Confidence intervals are used to help you get a better feel for your estimated value. Confidence intervals are like nets. You don't know what the TRUE proportion value is so you throw a net (find a confidence interval based upon a survey). The confidence level indicates the percentage of times your net would "catch" the true population value. Alpha (which is 1 minus the confidence level), then indicates the percentage of times the net would NOT "catch" the true population value. When you are creating a 90% Confidence interval, what you are saying is that 90% of the time, the interval you find will contain the true parameter value. A 95% Confidence interval says that 95% of the time, the interval will contain the true parameter value. There is a relationship between the size or width of the interval and the confidence level chosen. The higher the confidence, the wider the interval will be, because you want to be sure to include the true value more of the time.

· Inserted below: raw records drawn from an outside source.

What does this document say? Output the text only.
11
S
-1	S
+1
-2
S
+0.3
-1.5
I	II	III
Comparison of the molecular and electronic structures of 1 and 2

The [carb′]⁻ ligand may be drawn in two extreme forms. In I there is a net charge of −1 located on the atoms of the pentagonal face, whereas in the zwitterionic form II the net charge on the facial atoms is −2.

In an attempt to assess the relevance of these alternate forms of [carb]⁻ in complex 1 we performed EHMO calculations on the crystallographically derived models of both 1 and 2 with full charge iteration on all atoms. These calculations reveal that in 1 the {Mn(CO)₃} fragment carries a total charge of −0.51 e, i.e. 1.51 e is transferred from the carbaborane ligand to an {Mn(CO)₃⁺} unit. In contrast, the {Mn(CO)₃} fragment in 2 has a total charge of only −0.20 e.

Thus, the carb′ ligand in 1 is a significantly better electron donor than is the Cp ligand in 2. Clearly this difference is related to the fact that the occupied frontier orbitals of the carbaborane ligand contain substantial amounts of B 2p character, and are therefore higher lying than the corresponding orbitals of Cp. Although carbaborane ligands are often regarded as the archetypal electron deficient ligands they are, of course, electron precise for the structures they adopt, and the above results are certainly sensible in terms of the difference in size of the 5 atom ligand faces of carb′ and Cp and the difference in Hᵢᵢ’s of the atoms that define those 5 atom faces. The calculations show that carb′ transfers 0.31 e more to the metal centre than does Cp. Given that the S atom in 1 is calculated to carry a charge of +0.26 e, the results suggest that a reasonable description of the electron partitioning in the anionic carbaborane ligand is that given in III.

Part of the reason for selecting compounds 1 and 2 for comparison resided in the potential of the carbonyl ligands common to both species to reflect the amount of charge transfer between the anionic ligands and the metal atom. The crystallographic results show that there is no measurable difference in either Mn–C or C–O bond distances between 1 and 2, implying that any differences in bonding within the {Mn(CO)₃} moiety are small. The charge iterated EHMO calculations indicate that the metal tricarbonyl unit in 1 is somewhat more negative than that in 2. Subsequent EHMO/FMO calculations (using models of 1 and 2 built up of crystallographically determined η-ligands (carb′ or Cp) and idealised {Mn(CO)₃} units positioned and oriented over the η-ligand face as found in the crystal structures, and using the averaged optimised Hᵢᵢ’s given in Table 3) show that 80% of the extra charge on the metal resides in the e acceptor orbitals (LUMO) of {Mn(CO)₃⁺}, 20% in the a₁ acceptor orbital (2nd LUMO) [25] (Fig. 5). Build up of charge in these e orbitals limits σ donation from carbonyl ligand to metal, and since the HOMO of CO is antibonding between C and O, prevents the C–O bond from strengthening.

Go to the following website and check out the applet there: http://www.ruf.rice.edu/~lane/stat_sim/conf_interval/index.html. This applet lets you visually see 95% and 99% Confidence intervals as they are simulated. It also keeps track of the number of intervals which did not contain the mean, so you can easily compare it to the confidence level. The orange lines are 95% CIs that include the true mean. The blue tips indicate the width of the 99% CIs that include the true mean. Red lines are 95% CIs that did NOT include the true mean and the white lines are 99% CIs that did NOT include the true mean.
With this applet, the TRUE population value is known and they are counting how many of the confidence intervals based on randomly generated samples "catch" the true value.
Simulate at least 5000 intervals and note the proportion that contained the mean. Note how the proportions correspond to the confidence levels. What you should observe is that the percentage that do not contain the mean will be VERY close to the alpha value.
• Report your findings.
• Explain how this helped broaden your understanding of confidence levels.
• Identify what was easy and what was challenging about this applet.